Freedom8 Mesoamerica



   


Founded some time in the centuries before 1000 BC, Tres Zapotes emerged as a regional center early in the Middle Formative period, perhaps 900 - 800 BC, roughly coinciding with the decline of San Lorenzo Tenochtitlan. The earliest public architecture yet detected has been dated to the end of the Middle Formative, perhaps 500 BC. It is thought that the two colossal heads date from this period. It was near Tres Zapotes that the first colossal head was discovered in 1862 by José Melgar. To date, two have been found locally, labeled "Monument A" and Monument Q". Smaller than the colossal heads at San Lorenzo, they measure slightly less than 1.5 m (4.5 feet) high.

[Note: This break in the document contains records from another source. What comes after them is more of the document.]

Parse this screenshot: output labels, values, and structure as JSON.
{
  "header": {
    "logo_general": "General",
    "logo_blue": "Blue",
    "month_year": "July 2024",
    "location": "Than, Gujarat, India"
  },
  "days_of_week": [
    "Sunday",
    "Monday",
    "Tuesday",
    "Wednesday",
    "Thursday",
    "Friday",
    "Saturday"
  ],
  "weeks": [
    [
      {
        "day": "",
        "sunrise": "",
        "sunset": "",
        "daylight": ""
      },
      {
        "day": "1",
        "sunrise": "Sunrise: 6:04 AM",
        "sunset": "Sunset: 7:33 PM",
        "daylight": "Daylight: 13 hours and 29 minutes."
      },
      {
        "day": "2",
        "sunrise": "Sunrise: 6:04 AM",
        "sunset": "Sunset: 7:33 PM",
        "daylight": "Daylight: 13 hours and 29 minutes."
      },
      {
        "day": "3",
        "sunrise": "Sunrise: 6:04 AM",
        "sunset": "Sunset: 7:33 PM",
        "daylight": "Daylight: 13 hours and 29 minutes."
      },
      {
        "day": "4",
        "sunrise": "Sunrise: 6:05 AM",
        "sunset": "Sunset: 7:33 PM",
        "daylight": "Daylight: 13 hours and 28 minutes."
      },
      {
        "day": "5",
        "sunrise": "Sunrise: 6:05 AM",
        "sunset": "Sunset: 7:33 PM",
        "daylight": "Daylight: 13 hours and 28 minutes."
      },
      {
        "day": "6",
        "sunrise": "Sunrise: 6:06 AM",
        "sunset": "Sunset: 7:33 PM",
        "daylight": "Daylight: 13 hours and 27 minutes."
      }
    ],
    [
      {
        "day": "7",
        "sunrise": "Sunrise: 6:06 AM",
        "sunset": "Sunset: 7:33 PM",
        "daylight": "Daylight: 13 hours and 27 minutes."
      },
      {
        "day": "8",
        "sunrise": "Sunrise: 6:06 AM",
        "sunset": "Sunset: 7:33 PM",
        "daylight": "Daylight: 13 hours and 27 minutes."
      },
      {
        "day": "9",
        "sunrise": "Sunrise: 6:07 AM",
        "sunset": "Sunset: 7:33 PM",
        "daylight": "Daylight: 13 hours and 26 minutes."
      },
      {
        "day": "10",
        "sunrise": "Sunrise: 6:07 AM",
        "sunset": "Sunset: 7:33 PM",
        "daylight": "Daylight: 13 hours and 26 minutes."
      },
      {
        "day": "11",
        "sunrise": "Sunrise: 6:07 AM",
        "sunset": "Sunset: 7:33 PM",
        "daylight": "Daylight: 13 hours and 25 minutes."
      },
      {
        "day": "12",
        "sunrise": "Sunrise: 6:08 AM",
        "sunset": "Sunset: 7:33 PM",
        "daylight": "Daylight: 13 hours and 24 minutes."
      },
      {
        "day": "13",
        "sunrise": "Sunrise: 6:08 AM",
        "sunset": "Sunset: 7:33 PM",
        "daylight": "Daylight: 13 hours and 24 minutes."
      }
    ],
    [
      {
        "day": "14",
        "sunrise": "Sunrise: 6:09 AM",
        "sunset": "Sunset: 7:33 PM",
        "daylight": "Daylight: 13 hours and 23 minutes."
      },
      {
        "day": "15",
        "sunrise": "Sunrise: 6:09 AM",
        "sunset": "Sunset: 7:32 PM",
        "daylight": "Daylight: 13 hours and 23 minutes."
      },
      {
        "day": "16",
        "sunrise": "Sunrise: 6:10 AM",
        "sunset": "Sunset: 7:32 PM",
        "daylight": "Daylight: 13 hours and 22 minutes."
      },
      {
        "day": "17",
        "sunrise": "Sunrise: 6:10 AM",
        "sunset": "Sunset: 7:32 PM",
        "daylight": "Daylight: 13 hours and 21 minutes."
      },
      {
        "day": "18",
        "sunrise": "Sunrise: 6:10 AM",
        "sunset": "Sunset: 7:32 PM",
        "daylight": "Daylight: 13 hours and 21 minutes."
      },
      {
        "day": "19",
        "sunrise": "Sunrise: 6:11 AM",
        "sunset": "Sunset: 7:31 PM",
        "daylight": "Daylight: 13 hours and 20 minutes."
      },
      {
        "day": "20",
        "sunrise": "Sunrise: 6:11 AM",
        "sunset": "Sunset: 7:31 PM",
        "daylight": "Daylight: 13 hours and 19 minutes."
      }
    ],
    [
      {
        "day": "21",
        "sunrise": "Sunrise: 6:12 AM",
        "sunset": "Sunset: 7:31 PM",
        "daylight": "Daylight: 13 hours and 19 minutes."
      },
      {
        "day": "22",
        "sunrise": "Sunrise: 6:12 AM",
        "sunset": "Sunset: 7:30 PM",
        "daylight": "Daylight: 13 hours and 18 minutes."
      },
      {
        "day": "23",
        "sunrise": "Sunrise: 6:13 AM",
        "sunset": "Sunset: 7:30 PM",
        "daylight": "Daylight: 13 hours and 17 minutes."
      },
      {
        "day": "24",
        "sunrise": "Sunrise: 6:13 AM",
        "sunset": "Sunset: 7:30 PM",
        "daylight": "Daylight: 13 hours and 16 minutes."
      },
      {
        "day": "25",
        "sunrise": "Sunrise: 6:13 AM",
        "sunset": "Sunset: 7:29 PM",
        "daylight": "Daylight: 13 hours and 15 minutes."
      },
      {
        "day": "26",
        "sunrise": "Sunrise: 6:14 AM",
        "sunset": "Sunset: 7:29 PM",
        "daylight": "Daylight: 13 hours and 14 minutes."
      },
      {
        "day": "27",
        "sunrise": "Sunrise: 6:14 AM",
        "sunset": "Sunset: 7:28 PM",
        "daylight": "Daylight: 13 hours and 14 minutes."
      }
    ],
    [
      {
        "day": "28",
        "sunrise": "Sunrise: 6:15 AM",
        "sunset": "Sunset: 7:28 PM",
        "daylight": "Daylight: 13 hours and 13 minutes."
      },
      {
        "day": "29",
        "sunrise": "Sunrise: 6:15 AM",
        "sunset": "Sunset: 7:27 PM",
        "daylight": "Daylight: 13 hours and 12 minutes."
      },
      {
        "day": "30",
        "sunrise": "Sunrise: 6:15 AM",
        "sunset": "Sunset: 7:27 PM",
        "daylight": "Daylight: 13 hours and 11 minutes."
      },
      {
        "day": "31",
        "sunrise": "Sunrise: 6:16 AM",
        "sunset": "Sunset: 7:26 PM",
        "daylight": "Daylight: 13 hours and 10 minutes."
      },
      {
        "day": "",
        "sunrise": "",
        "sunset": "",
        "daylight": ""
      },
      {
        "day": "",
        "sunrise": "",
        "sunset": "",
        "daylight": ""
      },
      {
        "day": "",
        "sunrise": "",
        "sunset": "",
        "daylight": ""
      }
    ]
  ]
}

Together with the cruder and significantly larger head at Rancho la Cobata, these colossal heads show evidence of a local style of dress and sculpture, differing from that of San Lorenzo and La Venta. And, unlike the Olmec site of La Venta, Tres Zapotes was not abandoned at the close of the Middle Formative period, ca. 400 BC, nor was it immediately affected by the folding of the Olmec culture in the eastern Olmec heartland. However, during the next several hundred years, the Olmec culture at Tres Zapotes and on the western edge of the Olmec heartland would be gradually transformed into what has come to be called the Epi-Olmec (or post-Olmec) culture.
The 2000 (actually almost 3000) -year existence of Tres Zapotes as a cultural center is unusual, if not unique, in Mesoamerica.